Thanks for sharing this. Fully admit to not being super knowledgable about scaffolding, but my point was more that, even with it, it'd be hard to fully make up for the pretty substantial amount of baseline slowdown we know about. Also, increasing all models' capabilities by the same amount wouldn't address the main issues I see as affecting the slope of the curve.

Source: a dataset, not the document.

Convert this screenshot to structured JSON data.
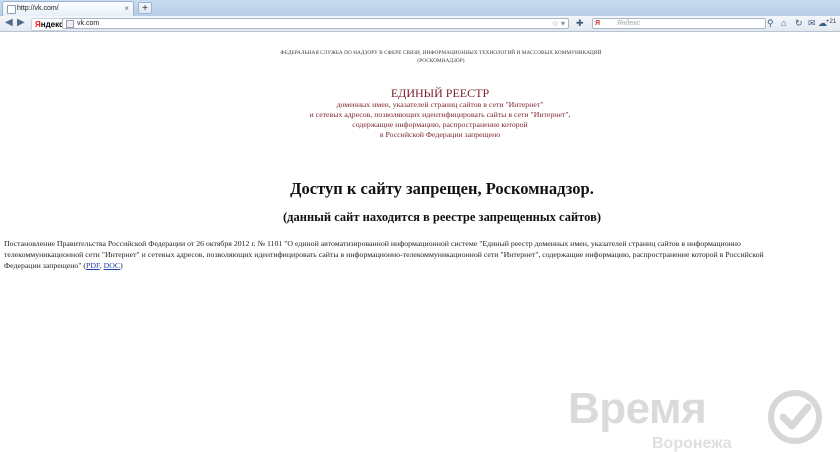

On a broader note, I wonder whether scaffoldmaxxing dilutes the model capability signal in favor of the 'scaffold efficacy' signal. Say you figured out which scaffolds are best for each model, and then re-ran the benchmark with them. I think it'd be hard to interpret what the results meant for overall model capability growth (versus our just getting better at scaffolding). Still I take the point that you would get more impressive results, and that in a lot of real-world cases, engineers are figuring out scaffolding best practices, so benchmarking different model-scaffold pairs is informative too.

Herbie Bradley's avatar

Better models also respond better to scaffolding though, because they are smarter! Concretely this is driven by the models having higher success rates at things like tool use and having been post-trained out of making obvious stupid mistakes. I agree it would be hard to interpret because you're no longer controlling for the scaffolding, but if what we care about is how good models can be at some domain then I don't think there's a sensible way to avoid it since you have to do some amount of scaffolding building (METR have their own, it's just probably not optimal at all).

Nathan Witkin's avatar

Ah okay got it. Would be cool to see some careful benchmarking of model-scaffold pairs on realistic tasks.

Phil Bell's avatar

Interesting - what do you think we should be using instead to understand improving AI capability?

Anatol Wegner, PhD's avatar

For anyone interested I did a critical analysis of the METR paper a while ago from a statistical perspective: https://aichats.substack.com/p/are-ai-time-horizon-doubling-every?r=4tn68o

Gabe The Ape's avatar

Props to Nathan for writing this, and props to Transformer for publishing this even though it also somewhat critiques of their use of it.

User's avatar
Comment removed
Jan 21
Comment removed
Nathan Witkin's avatar

Thank you! It's been wild to see the number of folks in AI research willing to simply brush these issues off. Maybe this is a matter of culture clash between industry and academia, but as someone whose background is more the latter, these issues -- esp. taken all together -- seem pretty disqualifying.